The old man took a long, painful breath, gesturing for Vasili to lean closer. “I will be dead before the hour is gone, and there are things you must be told. No one else will tell you; you are the best we have and you
must
be told. Above all men, you have the skills to match their skills. You and another, one from each side. You may be all that’s left.”

“What are you talking about?”

“The Matarese.”

“The
what?

“The Matarese. They know I know … what they are doing, what they are about to do. I am the only one left who would recognize them, who would dare speak of them. I stopped the contacts once, but I had neither the courage nor the ambition to expose them.”

“I can’t understand you.”

“I will try to explain.” Krupskaya paused, gathering strength. “A short while ago, a general named Blackburn was killed in America.”

“Yes, I know. The Chairman of the Joint Chiefs. We were not involved, Aleksie.”

“Are you aware that
you
were the one the Americans believed the most likely assassin?”

“No one told me. It’s ridiculous.”

“No one tells you much anymore, do they?”

“I don’t fool myself, old friend. I’ve given. I don’t know how much more I have to give.
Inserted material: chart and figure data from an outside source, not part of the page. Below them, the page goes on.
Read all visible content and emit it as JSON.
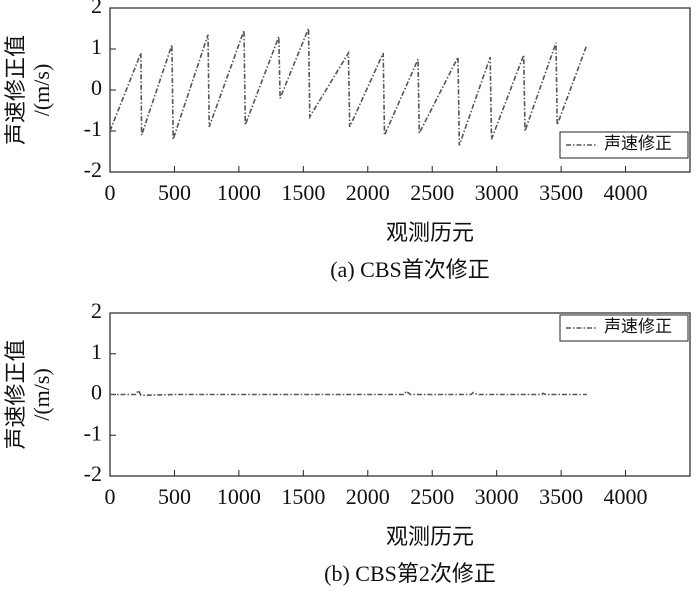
{
  "chart_data": [
    {
      "type": "line",
      "title": "(a) CBS首次修正",
      "xlabel": "观测历元",
      "ylabel": [
        "声速修正值",
        "/(m/s)"
      ],
      "xlim": [
        0,
        4500
      ],
      "ylim": [
        -2,
        2
      ],
      "xticks": [
        0,
        500,
        1000,
        1500,
        2000,
        2500,
        3000,
        3500,
        4000
      ],
      "yticks": [
        -2,
        -1,
        0,
        1,
        2
      ],
      "legend": "lower right",
      "series": [
        {
          "name": "声速修正",
          "color": "#555555",
          "x": [
            0,
            240,
            245,
            480,
            490,
            760,
            770,
            1040,
            1050,
            1310,
            1320,
            1540,
            1550,
            1850,
            1860,
            2120,
            2130,
            2390,
            2400,
            2700,
            2710,
            2950,
            2960,
            3210,
            3220,
            3460,
            3470,
            3700
          ],
          "values": [
            -1,
            0.9,
            -1.1,
            1.1,
            -1.2,
            1.35,
            -0.9,
            1.45,
            -0.85,
            1.3,
            -0.2,
            1.5,
            -0.65,
            0.9,
            -0.9,
            0.9,
            -1.1,
            0.75,
            -1.05,
            0.8,
            -1.35,
            0.8,
            -1.2,
            0.85,
            -1.0,
            1.15,
            -0.85,
            1.1
          ]
        }
      ]
    },
    {
      "type": "line",
      "title": "(b) CBS第2次修正",
      "xlabel": "观测历元",
      "ylabel": [
        "声速修正值",
        "/(m/s)"
      ],
      "xlim": [
        0,
        4500
      ],
      "ylim": [
        -2,
        2
      ],
      "xticks": [
        0,
        500,
        1000,
        1500,
        2000,
        2500,
        3000,
        3500,
        4000
      ],
      "yticks": [
        -2,
        -1,
        0,
        1,
        2
      ],
      "legend": "upper right",
      "series": [
        {
          "name": "声速修正",
          "color": "#555555",
          "x": [
            0,
            200,
            220,
            240,
            500,
            1000,
            1500,
            2000,
            2280,
            2300,
            2330,
            2800,
            2820,
            2850,
            3350,
            3360,
            3380,
            3700
          ],
          "values": [
            0,
            0,
            0.1,
            -0.02,
            0,
            0,
            0,
            0,
            0,
            0.08,
            0,
            0,
            0.05,
            0,
            0,
            0.03,
            0,
            0
          ]
        }
      ]
    }
  ]
}
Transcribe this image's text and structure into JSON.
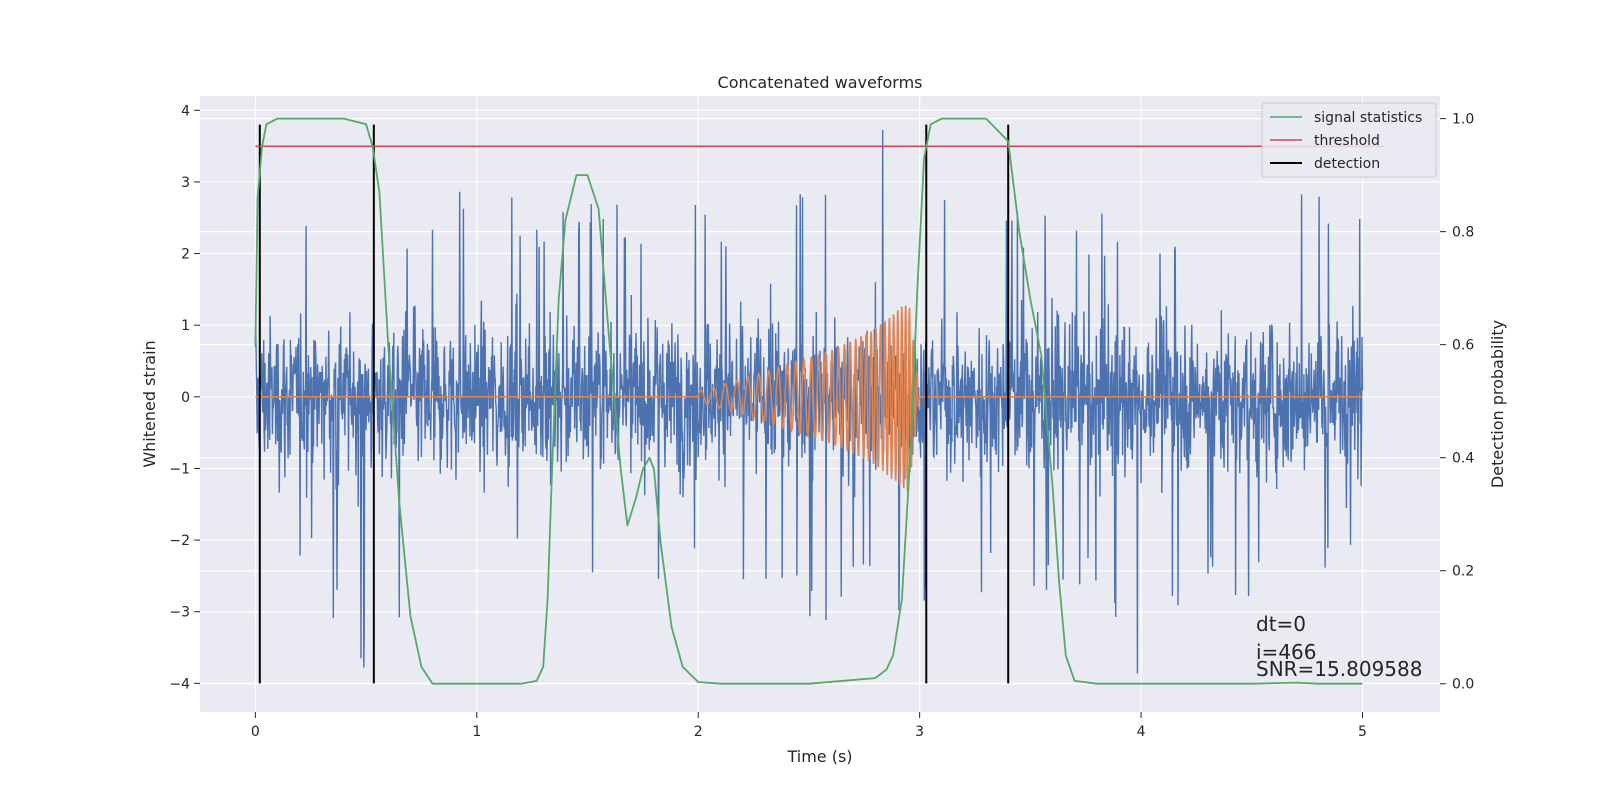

Grasnov is not far distant, perhaps.”

“If it is permitted,” interrupted Krupskaya.

“I think it will be.”

“No matter.… Last month, the scientist, Yurievich. He was murdered while on holiday up in a Provasoto
dacha,
along with Colonel Drigorin and the man, Brunov, from Industrial Planning.”

“I heard about it,” said Taleniekov. “I gather it was horrible.”

“Did you read the report?”

“What report?”

“The one compiled by VKR—”

“Madmen and fools,” interjected Taleniekov.

“Not always,” corrected Krupskaya. “In this case they have specific facts, accurate as far as they go.”

“What are these supposedly accurate facts?”

Krupskaya, breathing with difficulty, swallowed and continued. “Shell casings, seven millimeter, American. Bore markings from a Browning Magnum, Grade Four.”